The following environment variables can be used to affect the behavior of Arrow C++ at runtime. Many of these variables are inspected only once per process (for example, when the Arrow C++ DLL is loaded), so you cannot assume that changing their value later will have an effect.
.. envvar:: ARROW_DEBUG_MEMORY_POOL
Enable rudimentary memory checks to guard against buffer overflows.
The value of this environment variable selects the behavior when a
buffer overflow is detected:
- ``abort`` exits the processus with a non-zero return value;
- ``trap`` issues a platform-specific debugger breakpoint / trap instruction;
- ``warn`` prints a warning on stderr and continues execution;
If this variable is not set, or has empty an value, memory checks are disabled.
.. note::
While this functionality can be useful and has little overhead, it
is not a replacement for more sophisticated memory checking utilities
such as `Valgrind <https://valgrind.org/>`_ or
`Address Sanitizer <https://clang.llvm.org/docs/AddressSanitizer.html>`_.
.. envvar:: ARROW_DEFAULT_MEMORY_POOL Override the backend to be used for the default :ref:`memory pool <cpp_memory_pool>`. Possible values are among ``jemalloc``, ``mimalloc`` and ``system``, depending on which backends were enabled when :ref:`building Arrow C++ <building-arrow-cpp>`.
.. envvar:: ARROW_IO_THREADS Override the default number of threads for the global IO thread pool. The value of this environment variable should be a positive integer.
.. envvar:: ARROW_LIBHDFS_DIR The directory containing the C HDFS library (``hdfs.dll`` on Windows, ``libhdfs.dylib`` on macOS, ``libhdfs.so`` on other platforms). Alternatively, one can set :envvar:`HADOOP_HOME`.
.. envvar:: ARROW_TRACING_BACKEND
The backend where to export `OpenTelemetry <https://opentelemetry.io/>`_-based
execution traces. Possible values are:
- ``ostream``: emit textual log messages to stdout;
- ``otlp_http``: emit JSON traces to a HTTP server (by default, the endpoint
URL is "http://localhost:4318/v1/traces");
- ``arrow_otlp_stdout``: emit JSON traces to stdout;
- ``arrow_otlp_stderr``: emit JSON traces to stderr.
If this variable is not set, no traces are exported.
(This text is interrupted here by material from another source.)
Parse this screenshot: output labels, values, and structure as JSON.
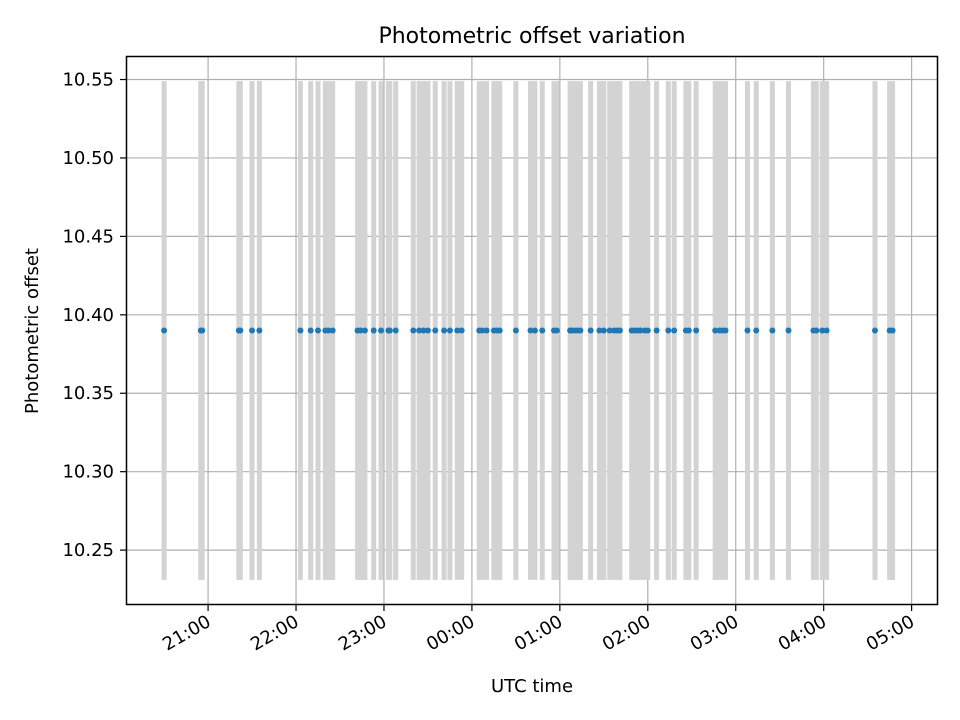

This environment variable has no effect if Arrow C++ was not built with
tracing enabled.
.. seealso::
`OpenTelemetry configuration for remote endpoints
<https://github.com/open-telemetry/opentelemetry-specification/blob/main/specification/protocol/exporter.md>`__
.. envvar:: ARROW_USER_SIMD_LEVEL
The SIMD optimization level to select. By default, Arrow C++ detects
the capabilities of the current CPU at runtime and chooses the best
execution paths based on that information. One can override the detection
by setting this environment variable to a well-defined value.
Supported values are:
- ``NONE`` disables any runtime-selected SIMD optimization;
- ``SSE4_2`` enables any SSE2-based optimizations until SSE4.2 (included);
- ``AVX`` enables any AVX-based optimizations and earlier;
- ``AVX2`` enables any AVX2-based optimizations and earlier;
- ``AVX512`` enables any AVX512-based optimizations and earlier.
This environment variable only has an effect on x86 platforms. Other
platforms currently do not implement any form of runtime dispatch.
.. note::
In addition to runtime dispatch, the compile-time SIMD level can
be set using the ``ARROW_SIMD_LEVEL`` CMake configuration variable.
Unlike runtime dispatch, compile-time SIMD optimizations cannot be
changed at runtime (for example, if you compile Arrow C++ with AVX512
enabled, the resulting binary will only run on AVX512-enabled CPUs).
.. envvar:: GANDIVA_CACHE_SIZE The number of entries to keep in the Gandiva JIT compilation cache. The cache is in-memory and does not persist accross processes.
.. envvar:: HADOOP_HOME The path to the Hadoop installation.
.. envvar:: JAVA_HOME Set the path to the Java Runtime Environment installation. This may be required for HDFS support if Java is installed in a non-standard location.
.. envvar:: OMP_NUM_THREADS The number of worker threads in the global (process-wide) CPU thread pool. If this environment variable is not defined, the available hardware concurrency is determined using a platform-specific routine.
.. envvar:: OMP_THREAD_LIMIT An upper bound for the number of worker threads in the global (process-wide) CPU thread pool. For example, if the current machine has 4 hardware threads and ``OMP_THREAD_LIMIT`` is 8, the global CPU thread pool will have 4 worker threads. But if ``OMP_THREAD_LIMIT`` is 2, the global CPU thread pool will have 2 worker threads.